Dr. Greenwald has transplanted her passion for writing into the classroom and has taught her students to practice writing. “Some students come into my class thinking that being ‘brilliant’ is enough. But being ‘brilliant’ is worth little if you can’t explain your ideas on the page. It takes years,” she explained. “I’m still practicing.”

Daughters of 1968 recounts the story of French feminism between the years 1944 and 1981, when feminism played a significant role in politics and in French history, producing widespread social change in the women’s liberation movement and “revamping the workplace and laws governing everything from abortion to marriage,” Dr. Greenwald said. The book zeroed in on the May Events of 1968, when the rise of radical individualism and anti-authoritarianism led to a break from the past and a split in the women’s movement into two groups. One became intensely activist, “demanding justice and the reinvention of social norms,” Dr. Greenwald wrote, while the other distanced itself from feminism, becoming less activist or even anti-activist.

When asked whether she identifies as a feminist, Dr. Greenwald responded enthusiastically, “Yes!” To her, being a feminist means acknowledging women’s oppression and promoting change in the way society views women. “Women are and have been a sex class. Feminists must advocate for a social transformation where women are not the ‘second sex’ and where an egalitarian society born of all sexes is formed,” she elaborated.

One step toward this social transformation would be the expansion of reproductive rights. While the Supreme Court’s decision in the 1973 Roe v. Wade case granted American women access to safe abortion, Dr. Greenwald hopes that in the future women's reproductive choice will be guaranteed through a law as well. “Regardless of how anyone feels about it personally at any given moment, the reality is that women sometimes get pregnant accidentally and can’t or don’t want to make a baby with all [of] its attendant demands on a woman’s body in utero or once it is a living, breathing individual,” she said.
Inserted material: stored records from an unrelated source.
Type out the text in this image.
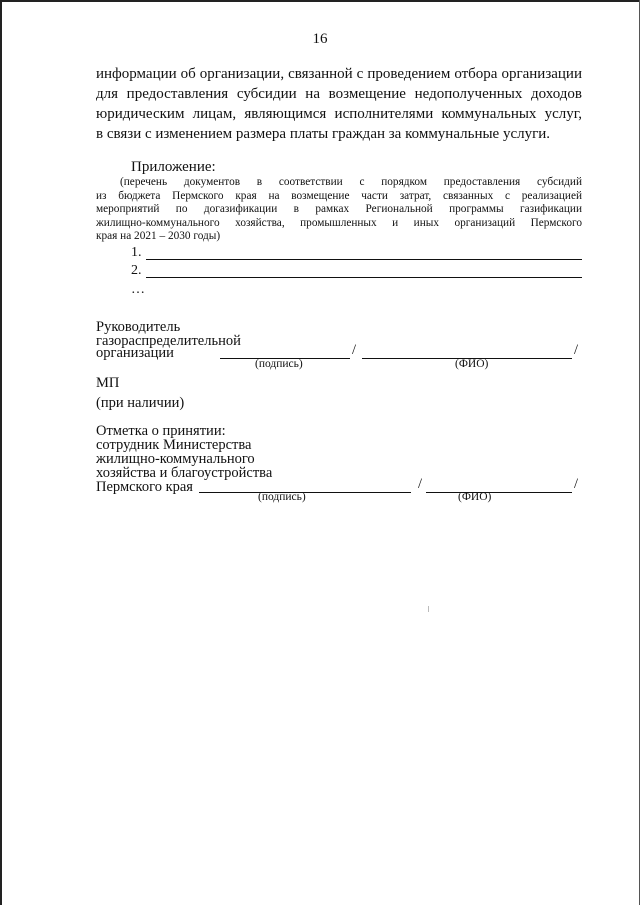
16
информации об организации, связанной с проведением отбора организации
для предоставления субсидии на возмещение недополученных доходов
юридическим лицам, являющимся исполнителями коммунальных услуг,
в связи с изменением размера платы граждан за коммунальные услуги.
Приложение:
(перечень документов в соответствии с порядком предоставления субсидий
из бюджета Пермского края на возмещение части затрат, связанных с реализацией
мероприятий по догазификации в рамках Региональной программы газификации
жилищно-коммунального хозяйства, промышленных и иных организаций Пермского
края на 2021 – 2030 годы)
1.
2.
…
Руководитель
газораспределительной
организации	/	/
(подпись)	(ФИО)
МП
(при наличии)
Отметка о принятии:
сотрудник Министерства
жилищно-коммунального
хозяйства и благоустройства
Пермского края	/	/
(подпись)	(ФИО)
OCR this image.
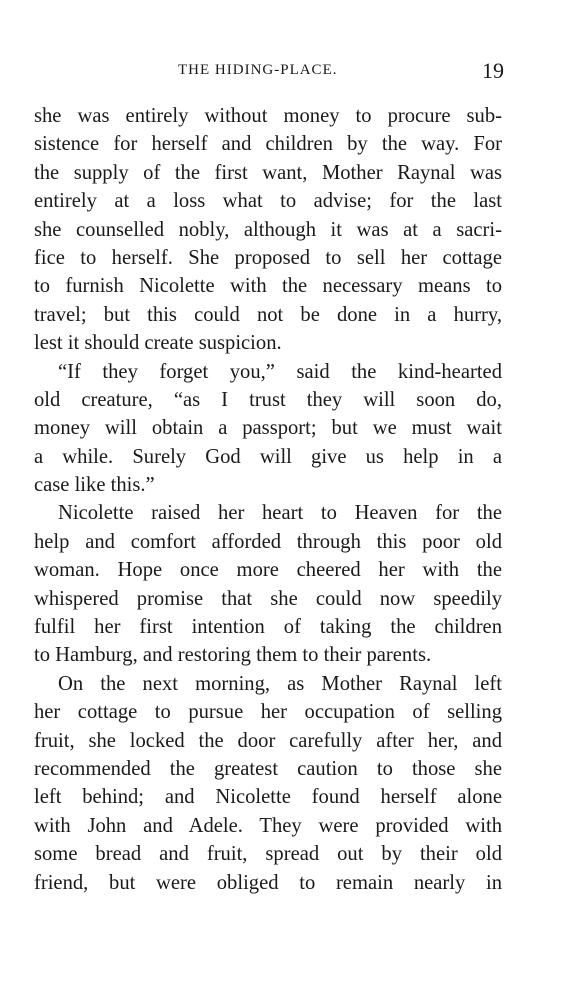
THE HIDING-PLACE.	19
she was entirely without money to procure sub-
sistence for herself and children by the way. For
the supply of the first want, Mother Raynal was
entirely at a loss what to advise; for the last
she counselled nobly, although it was at a sacri-
fice to herself. She proposed to sell her cottage
to furnish Nicolette with the necessary means to
travel; but this could not be done in a hurry,
lest it should create suspicion.
“If they forget you,” said the kind-hearted
old creature, “as I trust they will soon do,
money will obtain a passport; but we must wait
a while. Surely God will give us help in a
case like this.”
Nicolette raised her heart to Heaven for the
help and comfort afforded through this poor old
woman. Hope once more cheered her with the
whispered promise that she could now speedily
fulfil her first intention of taking the children
to Hamburg, and restoring them to their parents.
On the next morning, as Mother Raynal left
her cottage to pursue her occupation of selling
fruit, she locked the door carefully after her, and
recommended the greatest caution to those she
left behind; and Nicolette found herself alone
with John and Adele. They were provided with
some bread and fruit, spread out by their old
friend, but were obliged to remain nearly in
Dr. Greenwald also pointed out that prior to the legalization of abortion in France, 750,000 unsafe abortions were performed annually. This had resulted in thousands of infections, hemorrhages, sterilizations, and deaths in a country with a population one-tenth of that of the United States. “As a civilized, wealthy, and technologically-advanced society, we need to make [abortions] possible in a safe way,” Dr. Greenwald maintained. “The problem is that for two generations Americans have had access to safe abortion and they can’t remember what it was like before this. Time to go back to the history books!”

Dr. Greenwald stood between the wooden bookshelves in Barnes & Nobles, hosting a fundraiser on Wednesday, January 9. “The fundraiser was meant to provide an opportunity for me to talk about my book and raise funds for Stuyvesant without remuneration [...] for me,” she said. Despite her efforts in her research and writing projects, Dr. Greenwald did not want extra pay for herself; she wanted the money to go to her community.

Not surprisingly, Dr. Greenwald has already started planning for another book project. Her path of activism in the community does not cease with the conclusion of “Daughters of 1968.”